Оля замолкает. Щурюсь от разгоревшейся сильнее свечи и немного от вредности. Всё время Оля что-то ищет, неугомонная.
Сам, конечно же, думаю: "А может не надо искать? Если кувшин разбился, то осколок этот должен лежать где-то рядом".
- Всё-то ты понимаешь, - будто в ответ шепчет Оля развернув ко мне лицо, улыбается серыми как туман глазами и щекочет браслетом, обнимая за шею.
Мне, если честно, всё равно, обнимает она меня руками, ногами, да хоть лисьим хвостом, лишь бы оставалась здесь и продолжала щебетать свои сказки про кувшины и координаты в виде плечей и голов.
Я закрываю глаза, убаюканный напитком и усталостью. Засыпая, слышу уверенное: "И на ноги тебя я поставлю, и даже больше, только верь".

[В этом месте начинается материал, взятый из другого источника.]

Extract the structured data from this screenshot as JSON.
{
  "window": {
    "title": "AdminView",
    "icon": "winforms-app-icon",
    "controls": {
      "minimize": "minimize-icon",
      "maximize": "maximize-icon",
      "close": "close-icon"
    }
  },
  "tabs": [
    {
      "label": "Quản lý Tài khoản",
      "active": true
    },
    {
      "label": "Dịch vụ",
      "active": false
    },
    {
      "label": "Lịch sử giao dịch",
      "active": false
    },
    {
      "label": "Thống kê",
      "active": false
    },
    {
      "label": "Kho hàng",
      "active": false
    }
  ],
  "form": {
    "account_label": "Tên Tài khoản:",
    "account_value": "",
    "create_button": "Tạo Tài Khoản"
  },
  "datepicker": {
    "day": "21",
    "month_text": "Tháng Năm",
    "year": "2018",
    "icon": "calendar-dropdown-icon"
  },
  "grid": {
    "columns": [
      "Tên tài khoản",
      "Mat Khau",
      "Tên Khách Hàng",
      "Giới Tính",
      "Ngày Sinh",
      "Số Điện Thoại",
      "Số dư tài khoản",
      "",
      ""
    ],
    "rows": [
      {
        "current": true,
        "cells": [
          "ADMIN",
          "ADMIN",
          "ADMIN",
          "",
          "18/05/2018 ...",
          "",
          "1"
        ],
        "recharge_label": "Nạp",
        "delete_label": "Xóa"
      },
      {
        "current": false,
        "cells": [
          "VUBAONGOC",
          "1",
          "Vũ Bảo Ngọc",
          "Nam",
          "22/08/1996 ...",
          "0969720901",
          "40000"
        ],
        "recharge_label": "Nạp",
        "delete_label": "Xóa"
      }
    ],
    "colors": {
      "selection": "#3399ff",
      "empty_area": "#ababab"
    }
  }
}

Сон переносит меня в далёкий (но всё же знакомый до ломоты) мир воинов и мудрых ведьм, пророческих сказаний и волшебства. Мир, из которого вернулась ко мне и сама Оля - через сон, самой короткой дорогой.
Я слышу громкие крики птиц. Вокруг расстилается бескрайнее небо, и я рассекаю воздух сильным телом. За спиной трепещут широкие крылья. Они сотканы из ветра, древних песен и веточек розмарина. Крылья сплела для меня Хельга.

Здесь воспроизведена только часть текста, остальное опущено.